Here are my notes for chapters 21-25…


  • Security audits can have multiple sets of rules. Unless auditors want to punish you, they tend not to. Geoff has experienced that with FDA audits: There are auditors who look for compliance, and those who look for non-compliance. Even restaurant health inspections are subject to who’s doing the inspection.
  • An example of John’s meaningless security work was given at the beginning of the book… encrypting the Social Security numbers when it wasn’t needed, and doing so brought down critical systems.
  • “We can’t standardize our work like manufacturing.” This will probably turn out to be incorrect. The goal is to standardize, and then automate.
  • Having all work requests go through a single channel (e.g., not email, not chat, not hallway conversations) is critical to get visibility of the work.
  • Checklists… This gets to the definition of done. It’s important to get agreement on the acceptance criteria and not miss things. It’s easy to get complacent and miss steps. Geoff mentioned a related book: The Checklist Manifesto by Dr. Atul Gawande.
  • The Plan-Do-Check-Act cycle is from the ISO 9001 model.
  • The IT department has assembled a kanban board for their department to help visualize work in process (WIP). Color-coding helps ensure they have the right percentage of types of work in play. It also helps keep work synchronized, as you may have teams working together or systems that need downtime concurrently.
  • Knowing about work blockers is key for monitoring flow; Scrum’s daily standup ceremony aims to address this.
  • The team makes three lists: things requiring the bottleneck (Brent in this case), things that speed up the bottleneck, and everything else.
  • We discussed the scenario where Brent claimed it was a 45-minute task to stand up a server for testing. Why did this take way longer; what was the root cause? Jameson said this could be a grooming versus sizing issue, which led to further discussion of what backlog grooming really means. Houston and I have worked at places where grooming = prioritization, not work breakdown.
  • The busier (utilization percentage) the resource, the longer you must wait in line to use it.
  • Brent built infrastructure that only he understands. This is why you need “deputies” that also understand it. Jameson said QA is often expected to know how everything works because otherwise how can you test it? This led to more discussion about a controversial idea… As developers, does it make sense to concern yourself with business workflows, as they are typically not useful outside that company. Houston and I disagreed with that sentiment, as the experience you gain helps shape further decisions.
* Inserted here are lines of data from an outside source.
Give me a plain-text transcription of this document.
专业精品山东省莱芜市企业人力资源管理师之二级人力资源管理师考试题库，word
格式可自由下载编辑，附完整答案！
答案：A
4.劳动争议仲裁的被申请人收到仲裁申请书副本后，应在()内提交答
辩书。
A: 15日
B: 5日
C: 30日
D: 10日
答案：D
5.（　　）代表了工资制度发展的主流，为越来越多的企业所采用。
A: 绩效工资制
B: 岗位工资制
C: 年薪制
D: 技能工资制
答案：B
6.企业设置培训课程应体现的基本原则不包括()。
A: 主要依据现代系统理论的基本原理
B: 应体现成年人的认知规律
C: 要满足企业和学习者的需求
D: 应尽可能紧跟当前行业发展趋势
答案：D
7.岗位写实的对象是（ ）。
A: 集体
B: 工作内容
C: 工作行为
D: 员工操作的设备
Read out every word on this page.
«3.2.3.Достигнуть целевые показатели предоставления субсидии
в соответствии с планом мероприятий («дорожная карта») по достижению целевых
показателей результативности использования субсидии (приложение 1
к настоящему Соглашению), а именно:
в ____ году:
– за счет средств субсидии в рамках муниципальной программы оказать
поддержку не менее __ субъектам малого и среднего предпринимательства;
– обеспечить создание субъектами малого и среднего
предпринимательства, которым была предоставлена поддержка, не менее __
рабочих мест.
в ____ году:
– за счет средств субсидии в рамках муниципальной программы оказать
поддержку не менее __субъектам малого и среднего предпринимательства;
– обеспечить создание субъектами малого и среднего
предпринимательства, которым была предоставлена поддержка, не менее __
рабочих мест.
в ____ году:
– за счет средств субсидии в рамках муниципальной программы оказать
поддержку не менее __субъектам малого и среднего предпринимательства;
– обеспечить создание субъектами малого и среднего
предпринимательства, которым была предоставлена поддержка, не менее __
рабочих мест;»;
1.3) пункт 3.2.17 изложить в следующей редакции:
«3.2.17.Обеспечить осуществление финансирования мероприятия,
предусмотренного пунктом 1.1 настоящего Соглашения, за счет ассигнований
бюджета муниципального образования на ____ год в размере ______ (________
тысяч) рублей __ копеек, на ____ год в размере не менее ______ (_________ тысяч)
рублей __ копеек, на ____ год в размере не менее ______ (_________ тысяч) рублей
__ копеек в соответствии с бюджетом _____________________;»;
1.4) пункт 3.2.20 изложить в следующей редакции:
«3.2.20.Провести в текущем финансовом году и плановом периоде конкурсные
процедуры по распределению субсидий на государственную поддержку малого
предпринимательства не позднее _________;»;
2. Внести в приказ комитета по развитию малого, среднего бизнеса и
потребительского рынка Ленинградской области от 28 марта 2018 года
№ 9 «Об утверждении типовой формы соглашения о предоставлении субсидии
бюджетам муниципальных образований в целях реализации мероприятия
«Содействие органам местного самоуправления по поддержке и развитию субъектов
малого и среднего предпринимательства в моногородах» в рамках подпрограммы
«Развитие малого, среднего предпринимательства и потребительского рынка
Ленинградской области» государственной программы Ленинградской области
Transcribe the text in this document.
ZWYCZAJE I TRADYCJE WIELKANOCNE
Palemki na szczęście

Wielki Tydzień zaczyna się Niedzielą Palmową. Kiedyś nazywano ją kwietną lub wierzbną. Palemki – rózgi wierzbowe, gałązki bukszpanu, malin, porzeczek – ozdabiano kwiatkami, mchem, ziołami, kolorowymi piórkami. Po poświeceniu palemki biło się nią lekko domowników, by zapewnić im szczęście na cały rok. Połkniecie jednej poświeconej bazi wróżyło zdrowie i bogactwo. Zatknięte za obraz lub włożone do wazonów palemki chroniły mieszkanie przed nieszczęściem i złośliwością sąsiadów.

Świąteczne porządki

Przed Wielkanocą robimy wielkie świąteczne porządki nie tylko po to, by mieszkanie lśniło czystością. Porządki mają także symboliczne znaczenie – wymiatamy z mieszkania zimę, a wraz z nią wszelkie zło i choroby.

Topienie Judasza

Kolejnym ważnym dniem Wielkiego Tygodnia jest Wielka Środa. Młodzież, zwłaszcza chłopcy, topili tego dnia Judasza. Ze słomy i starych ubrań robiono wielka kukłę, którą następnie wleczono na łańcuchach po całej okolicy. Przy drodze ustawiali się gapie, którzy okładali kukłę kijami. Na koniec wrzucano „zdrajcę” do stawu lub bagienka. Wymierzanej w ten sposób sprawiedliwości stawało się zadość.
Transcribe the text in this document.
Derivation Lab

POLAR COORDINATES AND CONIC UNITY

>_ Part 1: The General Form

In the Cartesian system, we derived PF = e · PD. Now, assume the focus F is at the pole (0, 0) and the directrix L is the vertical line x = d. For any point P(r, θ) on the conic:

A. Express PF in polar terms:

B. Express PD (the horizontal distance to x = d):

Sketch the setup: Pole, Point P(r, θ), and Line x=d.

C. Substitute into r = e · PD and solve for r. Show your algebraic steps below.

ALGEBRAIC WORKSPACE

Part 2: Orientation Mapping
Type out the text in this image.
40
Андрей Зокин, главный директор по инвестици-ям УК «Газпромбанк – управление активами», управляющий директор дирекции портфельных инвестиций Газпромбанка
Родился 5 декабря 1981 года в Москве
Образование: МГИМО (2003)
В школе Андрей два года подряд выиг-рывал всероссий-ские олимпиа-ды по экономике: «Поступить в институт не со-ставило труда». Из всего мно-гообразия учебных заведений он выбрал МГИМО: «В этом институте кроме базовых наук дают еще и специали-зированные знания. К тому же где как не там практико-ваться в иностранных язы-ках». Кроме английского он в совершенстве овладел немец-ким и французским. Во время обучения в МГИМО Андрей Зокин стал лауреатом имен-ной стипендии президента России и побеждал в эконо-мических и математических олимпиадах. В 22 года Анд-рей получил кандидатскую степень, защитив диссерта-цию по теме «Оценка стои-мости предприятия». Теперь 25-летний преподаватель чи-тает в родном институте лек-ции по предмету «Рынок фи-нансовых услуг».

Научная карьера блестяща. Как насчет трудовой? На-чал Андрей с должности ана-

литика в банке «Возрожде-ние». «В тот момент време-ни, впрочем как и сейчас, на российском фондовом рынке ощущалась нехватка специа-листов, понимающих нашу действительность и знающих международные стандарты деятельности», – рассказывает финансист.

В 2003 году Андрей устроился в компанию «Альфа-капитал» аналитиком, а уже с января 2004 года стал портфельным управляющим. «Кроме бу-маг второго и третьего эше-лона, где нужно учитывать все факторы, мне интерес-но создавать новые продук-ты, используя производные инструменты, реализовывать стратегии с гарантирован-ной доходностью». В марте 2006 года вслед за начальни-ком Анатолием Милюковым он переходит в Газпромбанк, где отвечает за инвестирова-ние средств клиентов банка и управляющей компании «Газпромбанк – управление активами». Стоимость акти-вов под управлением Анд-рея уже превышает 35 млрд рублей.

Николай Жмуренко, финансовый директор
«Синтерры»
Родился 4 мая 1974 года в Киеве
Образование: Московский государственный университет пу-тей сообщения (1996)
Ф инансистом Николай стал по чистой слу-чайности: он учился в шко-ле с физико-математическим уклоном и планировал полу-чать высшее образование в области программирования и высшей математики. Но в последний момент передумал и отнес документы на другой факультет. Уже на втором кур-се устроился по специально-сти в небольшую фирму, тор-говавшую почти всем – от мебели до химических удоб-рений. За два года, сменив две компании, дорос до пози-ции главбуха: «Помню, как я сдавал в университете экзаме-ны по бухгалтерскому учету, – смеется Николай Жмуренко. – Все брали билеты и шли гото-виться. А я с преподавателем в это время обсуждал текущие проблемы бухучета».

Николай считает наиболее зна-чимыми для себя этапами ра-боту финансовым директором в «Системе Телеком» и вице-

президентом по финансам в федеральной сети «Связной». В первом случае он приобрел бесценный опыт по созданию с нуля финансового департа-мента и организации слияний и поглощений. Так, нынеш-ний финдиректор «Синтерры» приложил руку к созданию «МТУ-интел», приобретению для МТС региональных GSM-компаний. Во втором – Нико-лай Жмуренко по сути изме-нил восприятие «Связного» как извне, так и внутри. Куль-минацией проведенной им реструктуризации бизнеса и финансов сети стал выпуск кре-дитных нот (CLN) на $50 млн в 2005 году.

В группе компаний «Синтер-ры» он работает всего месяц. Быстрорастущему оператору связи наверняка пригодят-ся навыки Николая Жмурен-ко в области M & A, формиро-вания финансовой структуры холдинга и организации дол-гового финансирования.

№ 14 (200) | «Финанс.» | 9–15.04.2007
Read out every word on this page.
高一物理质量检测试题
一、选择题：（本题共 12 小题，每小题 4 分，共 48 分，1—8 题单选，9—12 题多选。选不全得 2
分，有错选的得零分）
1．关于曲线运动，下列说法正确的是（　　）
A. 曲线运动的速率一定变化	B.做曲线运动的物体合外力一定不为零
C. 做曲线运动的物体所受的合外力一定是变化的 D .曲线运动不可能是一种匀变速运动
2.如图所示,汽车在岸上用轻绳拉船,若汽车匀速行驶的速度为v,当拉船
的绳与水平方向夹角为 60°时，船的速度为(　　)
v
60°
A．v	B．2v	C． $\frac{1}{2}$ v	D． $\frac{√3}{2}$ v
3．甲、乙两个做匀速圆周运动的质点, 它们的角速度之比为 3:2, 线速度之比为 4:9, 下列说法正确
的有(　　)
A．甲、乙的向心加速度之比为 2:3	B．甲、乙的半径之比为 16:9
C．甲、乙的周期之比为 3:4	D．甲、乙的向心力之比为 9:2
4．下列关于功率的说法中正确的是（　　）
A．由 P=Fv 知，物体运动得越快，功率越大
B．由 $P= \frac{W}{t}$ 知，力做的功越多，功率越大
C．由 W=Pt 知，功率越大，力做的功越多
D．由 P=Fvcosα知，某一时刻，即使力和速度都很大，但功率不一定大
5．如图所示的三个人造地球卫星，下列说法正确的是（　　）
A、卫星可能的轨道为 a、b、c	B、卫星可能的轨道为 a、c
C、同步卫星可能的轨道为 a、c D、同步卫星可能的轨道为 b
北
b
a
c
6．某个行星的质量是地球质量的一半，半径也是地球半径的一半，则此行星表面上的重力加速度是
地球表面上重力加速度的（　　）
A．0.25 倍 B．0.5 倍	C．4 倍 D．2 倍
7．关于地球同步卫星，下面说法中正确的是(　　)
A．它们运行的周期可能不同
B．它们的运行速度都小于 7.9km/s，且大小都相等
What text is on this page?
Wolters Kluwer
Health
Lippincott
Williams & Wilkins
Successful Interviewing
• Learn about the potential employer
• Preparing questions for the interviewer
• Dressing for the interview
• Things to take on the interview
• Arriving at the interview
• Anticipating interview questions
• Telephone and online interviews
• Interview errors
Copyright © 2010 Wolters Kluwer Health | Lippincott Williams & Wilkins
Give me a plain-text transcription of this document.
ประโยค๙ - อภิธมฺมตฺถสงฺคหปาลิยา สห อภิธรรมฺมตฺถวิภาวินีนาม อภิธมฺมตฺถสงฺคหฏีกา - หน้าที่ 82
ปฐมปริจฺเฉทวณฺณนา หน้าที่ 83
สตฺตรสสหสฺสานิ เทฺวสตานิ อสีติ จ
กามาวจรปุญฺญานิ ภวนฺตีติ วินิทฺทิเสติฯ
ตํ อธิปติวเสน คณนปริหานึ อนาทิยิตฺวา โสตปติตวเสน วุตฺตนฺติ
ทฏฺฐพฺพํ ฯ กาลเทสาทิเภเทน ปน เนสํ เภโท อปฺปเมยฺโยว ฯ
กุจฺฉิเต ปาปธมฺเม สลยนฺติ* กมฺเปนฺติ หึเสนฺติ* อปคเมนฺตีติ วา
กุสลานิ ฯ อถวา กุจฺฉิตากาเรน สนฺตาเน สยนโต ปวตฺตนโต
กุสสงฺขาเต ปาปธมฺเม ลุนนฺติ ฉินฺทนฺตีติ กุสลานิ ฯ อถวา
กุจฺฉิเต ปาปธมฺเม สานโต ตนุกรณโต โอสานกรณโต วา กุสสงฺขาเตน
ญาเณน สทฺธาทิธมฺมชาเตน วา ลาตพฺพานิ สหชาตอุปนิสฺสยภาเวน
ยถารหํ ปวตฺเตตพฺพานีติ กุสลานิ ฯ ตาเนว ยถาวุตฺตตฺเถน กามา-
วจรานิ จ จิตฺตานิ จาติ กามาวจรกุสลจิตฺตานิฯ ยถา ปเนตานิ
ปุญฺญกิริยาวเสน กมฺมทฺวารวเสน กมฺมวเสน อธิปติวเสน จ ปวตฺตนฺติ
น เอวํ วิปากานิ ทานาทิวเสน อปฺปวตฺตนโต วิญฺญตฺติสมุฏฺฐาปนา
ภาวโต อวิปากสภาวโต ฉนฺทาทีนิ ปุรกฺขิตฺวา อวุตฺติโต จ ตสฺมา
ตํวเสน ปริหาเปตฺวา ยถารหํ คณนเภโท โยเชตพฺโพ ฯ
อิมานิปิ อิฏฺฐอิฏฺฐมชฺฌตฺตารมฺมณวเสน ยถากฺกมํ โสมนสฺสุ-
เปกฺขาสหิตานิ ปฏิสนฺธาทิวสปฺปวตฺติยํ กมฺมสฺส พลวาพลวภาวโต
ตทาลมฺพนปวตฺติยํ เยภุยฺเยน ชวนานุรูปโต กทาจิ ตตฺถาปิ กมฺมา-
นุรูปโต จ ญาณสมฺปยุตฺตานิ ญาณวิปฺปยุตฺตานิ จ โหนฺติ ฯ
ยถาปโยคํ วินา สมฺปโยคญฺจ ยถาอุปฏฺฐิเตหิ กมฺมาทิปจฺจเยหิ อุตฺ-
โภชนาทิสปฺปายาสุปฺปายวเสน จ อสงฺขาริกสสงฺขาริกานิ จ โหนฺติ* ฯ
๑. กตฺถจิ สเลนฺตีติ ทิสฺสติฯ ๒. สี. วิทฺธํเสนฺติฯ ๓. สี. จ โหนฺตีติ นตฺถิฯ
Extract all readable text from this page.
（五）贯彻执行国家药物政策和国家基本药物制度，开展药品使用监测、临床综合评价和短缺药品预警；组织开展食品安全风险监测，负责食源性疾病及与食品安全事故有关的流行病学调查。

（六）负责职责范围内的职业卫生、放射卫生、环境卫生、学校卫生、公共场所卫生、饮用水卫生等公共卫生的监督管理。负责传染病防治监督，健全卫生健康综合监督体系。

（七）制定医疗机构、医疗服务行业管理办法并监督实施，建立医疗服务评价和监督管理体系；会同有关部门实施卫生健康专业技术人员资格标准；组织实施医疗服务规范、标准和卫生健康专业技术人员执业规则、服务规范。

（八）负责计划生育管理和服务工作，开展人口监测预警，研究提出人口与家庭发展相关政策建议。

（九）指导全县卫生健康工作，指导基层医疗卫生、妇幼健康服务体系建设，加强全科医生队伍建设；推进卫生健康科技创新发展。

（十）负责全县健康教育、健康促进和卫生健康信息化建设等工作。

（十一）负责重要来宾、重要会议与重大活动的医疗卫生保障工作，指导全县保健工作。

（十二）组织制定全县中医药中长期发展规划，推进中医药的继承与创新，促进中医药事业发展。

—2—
If nothing else, at least write the business logic down so others can understand it later.
  • John and Bill should have had the discussion about company survival vs. security mindset much earlier in their jobs. John points out that no one involves him. Jameson believes the reason for that is the “cry wolf” mentality (e.g., everything is a must-fix vulnerability) which most of the time isn’t true, which erodes trust. How do you know when it’s serious? You burn political capital so no one takes you seriously.
  • Until now, IT has been a silo instead of integrating with other business units.
  • Big companies are too complex for the person at the top to understand how everything works. For scale, they have to delegate that responsibility to others.
  • The conversation with the CFO (Dick) brought to light that it’s difficult to determine what individual or set of things is the root cause. He even claims it could be him. Complex problems are difficult to solve, as you don’t know what part affects others.
  • We enjoyed the clarity of focus Dick’s two slides bring. He has a set of areas where his attention is needed, and a set of questions to let him know whether things are working. This is probably easier to see at the C-suite level.
  • The classic project triangle involves cost, time, and quality. Good process will help you get better at all of those things.
  • Maintenance can be seen as a nuisance; not doing maintenance is expensive. As Houston said, “It’s hard to notice when everything is going right.” Pro tip: When it is, offer some thanks for people that make that happen!